The EY study reveals that banks and financial institutions are motivated to adopt GenAI primarily to increase productivity (78%), improve customer experiences (60%), reduce costs (59%), and stand out from the competition (51%). Most (66%) also believe that generative AI will significantly enhance the efficiency of banking advisors by automating the creation of dedicated sales prospectuses. However, only 13% foresee a potential decrease in human interactions.

“Generative AI is a powerful tool for building organizational value,” says the board member for operations and IT at VeloBank. “It’s crucial to implement this technology correctly, selecting applications that create a competitive advantage and improve organizational efficiency by automating tasks currently performed by employees.”

Banks are currently most enthusiastic about implementing AI tools for marketing and sales support, improving chatbots (many customers currently try to bypass chat systems to reach an advisor, but AI tools may change this), and supporting anti-money laundering (AML) policies. Over half of the financial institutions surveyed by EY already use AI for predictive analytics and real-time fraud detection.

“Cybersecurity is a vast and crucial topic for banks as we must ensure the safety of the entire financial sector and each customer’s funds. We use GenAI to detect attempts at identity theft or financial fraud. At VeloBank, we have introduced behavioral biometrics, which builds an individual banking profile for each customer. This profile includes the way and angle they hold their smartphone, typing speed, and mouse movements. If we detect actions that do not match a customer’s profile, we block them and verify with the customer to prevent fraud,” says Przemysław Koch.

According to the Mastercard Signals report, potential GenAI applications in banking over the next five to seven years include talent management and employee onboarding, wealth advisory, and loan processing (AI can significantly reduce loan application processing time and costs), loyalty program management, real-time communication with participants, and ongoing analysis of social media trends to deepen consumer interactions.

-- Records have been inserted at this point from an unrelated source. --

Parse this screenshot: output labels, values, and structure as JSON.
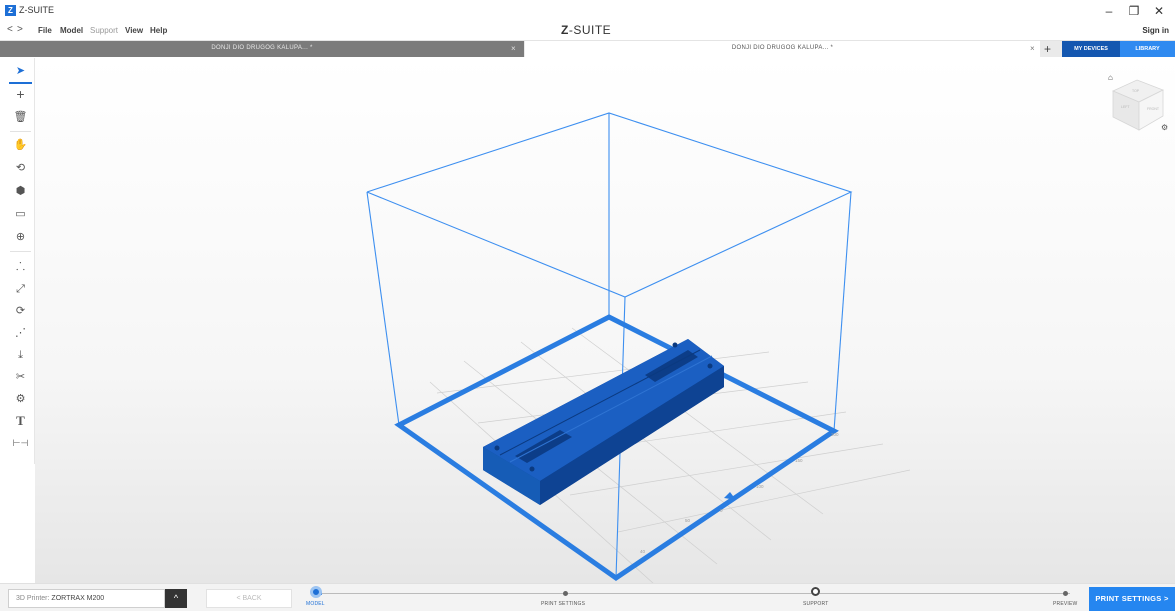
{
  "app": {
    "title": "Z-SUITE",
    "logo_letter": "Z",
    "brand_prefix": "Z",
    "brand_suffix": "-SUITE",
    "window_controls": [
      "–",
      "❐",
      "✕"
    ]
  },
  "menu": {
    "nav_back": "<",
    "nav_forward": ">",
    "items": [
      {
        "label": "File",
        "enabled": true
      },
      {
        "label": "Model",
        "enabled": true
      },
      {
        "label": "Support",
        "enabled": false
      },
      {
        "label": "View",
        "enabled": true
      },
      {
        "label": "Help",
        "enabled": true
      }
    ],
    "sign_in": "Sign in"
  },
  "tabs": [
    {
      "label": "DONJI DIO DRUGOG KALUPA... *",
      "active": false,
      "close": "×"
    },
    {
      "label": "DONJI DIO DRUGOG KALUPA... *",
      "active": true,
      "close": "×"
    }
  ],
  "tab_add": "+",
  "devices": {
    "my_devices": "MY DEVICES",
    "library": "LIBRARY"
  },
  "tools": [
    {
      "name": "select",
      "icon": "cursor-arrow-icon",
      "glyph": "➤",
      "active": true
    },
    {
      "name": "add",
      "icon": "plus-icon",
      "glyph": "+"
    },
    {
      "name": "delete",
      "icon": "trash-icon",
      "glyph": "🗑"
    },
    {
      "name": "pan",
      "icon": "hand-icon",
      "glyph": "✋"
    },
    {
      "name": "rotate-view",
      "icon": "rotate-view-icon",
      "glyph": "⟲"
    },
    {
      "name": "perspective",
      "icon": "cube-icon",
      "glyph": "⬢"
    },
    {
      "name": "camera",
      "icon": "camera-icon",
      "glyph": "▭"
    },
    {
      "name": "zoom",
      "icon": "zoom-icon",
      "glyph": "⊕"
    },
    {
      "name": "move",
      "icon": "move-icon",
      "glyph": "⸫"
    },
    {
      "name": "scale",
      "icon": "scale-icon",
      "glyph": "⤢"
    },
    {
      "name": "rotate",
      "icon": "rotate-icon",
      "glyph": "⟳"
    },
    {
      "name": "auto-arrange",
      "icon": "arrange-icon",
      "glyph": "⋰"
    },
    {
      "name": "place-face",
      "icon": "place-face-icon",
      "glyph": "⤓"
    },
    {
      "name": "cut",
      "icon": "scissors-icon",
      "glyph": "✂"
    },
    {
      "name": "repair",
      "icon": "repair-icon",
      "glyph": "⚙"
    },
    {
      "name": "text",
      "icon": "text-icon",
      "glyph": "T"
    },
    {
      "name": "measure",
      "icon": "measure-icon",
      "glyph": "⊢⊣"
    }
  ],
  "viewport": {
    "accent_color": "#2a7de1",
    "model_color": "#1457b0",
    "axis_ticks": [
      "200",
      "150",
      "100",
      "50",
      "0",
      "50",
      "40"
    ]
  },
  "viewcube": {
    "faces": [
      "TOP",
      "LEFT",
      "FRONT"
    ]
  },
  "footer": {
    "printer_prefix": "3D Printer:",
    "printer_name": "ZORTRAX M200",
    "printer_arrow": "^",
    "back_label": "< BACK",
    "steps": [
      {
        "label": "MODEL",
        "state": "current"
      },
      {
        "label": "PRINT SETTINGS",
        "state": "pending"
      },
      {
        "label": "SUPPORT",
        "state": "pending"
      },
      {
        "label": "PREVIEW",
        "state": "pending"
      }
    ],
    "next_label": "PRINT SETTINGS >"
  }
}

On the other hand, generative AI poses challenges related to data confidentiality and integrity. Therefore, banks and financial institutions are adopting a conservative approach. Initial implementations are mainly internal, supporting management systems and conducting analyses.

Experts emphasize that the effectiveness of AI solutions depends on the quality of the data provided, making data security crucial. Currently, only 63% of banks feel adequately prepared in terms of technology, security standards, and human resources for implementing GenAI tools. Concerns about data security and privacy are the top barriers to this technology. Consequently, banks are cautious with GenAI deployment: only 27% introduced it in 2023, 64% plan to do so in 2024, and 9% will wait until 2025 (EY study).